A survey released this month of US patients with blood cancers shows a somewhat surprising level of hesitancy about receiving a COVID-19 vaccine, but because patients with cancer were not included in clinical trials, the situation for this population is somewhat nuanced.
About 30% of patients with blood cancer are hesitant about receiving a COVID-19 vaccine, and those who are reluctant are also less likely to engage in self-protective behavior, according to a recent survey. The nationwide survey of more than 6500 individuals found that only about half said they were “very likely” to get vaccinated, and 1 in 3 were unlikely or unsure about it.
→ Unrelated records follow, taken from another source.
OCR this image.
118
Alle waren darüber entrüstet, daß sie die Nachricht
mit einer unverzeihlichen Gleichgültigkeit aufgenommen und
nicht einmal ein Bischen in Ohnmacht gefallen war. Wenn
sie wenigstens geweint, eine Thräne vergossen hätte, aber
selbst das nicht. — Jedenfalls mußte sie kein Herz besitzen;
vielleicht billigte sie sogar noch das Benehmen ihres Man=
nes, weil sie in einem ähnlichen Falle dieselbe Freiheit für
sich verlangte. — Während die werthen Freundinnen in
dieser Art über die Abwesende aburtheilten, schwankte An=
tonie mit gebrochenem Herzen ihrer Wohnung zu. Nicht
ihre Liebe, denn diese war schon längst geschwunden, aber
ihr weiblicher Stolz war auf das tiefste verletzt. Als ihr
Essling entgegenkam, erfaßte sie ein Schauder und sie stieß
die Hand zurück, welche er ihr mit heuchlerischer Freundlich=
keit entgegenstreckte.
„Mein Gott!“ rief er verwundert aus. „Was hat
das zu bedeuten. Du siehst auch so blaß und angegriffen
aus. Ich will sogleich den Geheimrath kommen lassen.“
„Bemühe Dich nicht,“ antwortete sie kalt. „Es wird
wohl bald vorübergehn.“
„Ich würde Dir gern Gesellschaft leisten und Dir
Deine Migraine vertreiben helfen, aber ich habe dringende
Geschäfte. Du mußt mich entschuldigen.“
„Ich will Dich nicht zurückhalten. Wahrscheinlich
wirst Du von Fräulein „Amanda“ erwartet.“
The findings also hew closely to other surveys looking at issues with vaccine hesitancy. For example, more general surveys have found that those living in rural areas have less interest in COVID-19 vaccination.
The survey is the product of The Leukemia & Lymphoma Society (LLS), Boston University Questrom School of Business, and The Behaviouralist, a London-based research consultancy
The findings are alarming given that patients with leukemia and lymphoma are more likely than patients with other cancers to get seriously ill or die from COVID-19, said Gwen Nichols, MD, chief medical officer of LLS, in an interview with The American Journal of Managed Care®.
“Blood cancer patients in particular have an increased rate of not only severe infection, but of death, compared to age-matched controls, and when they get COVID. And so it's incredibly important, especially for patients who are undergoing immunosuppressive therapy to be adequately protected,” she said.
The patient responses reflect the complexity of feelings about the issue given their individual circumstances.
Because the trials did not include oncology patients, physicians can’t give a straightforward answer about efficacy and safety, she said.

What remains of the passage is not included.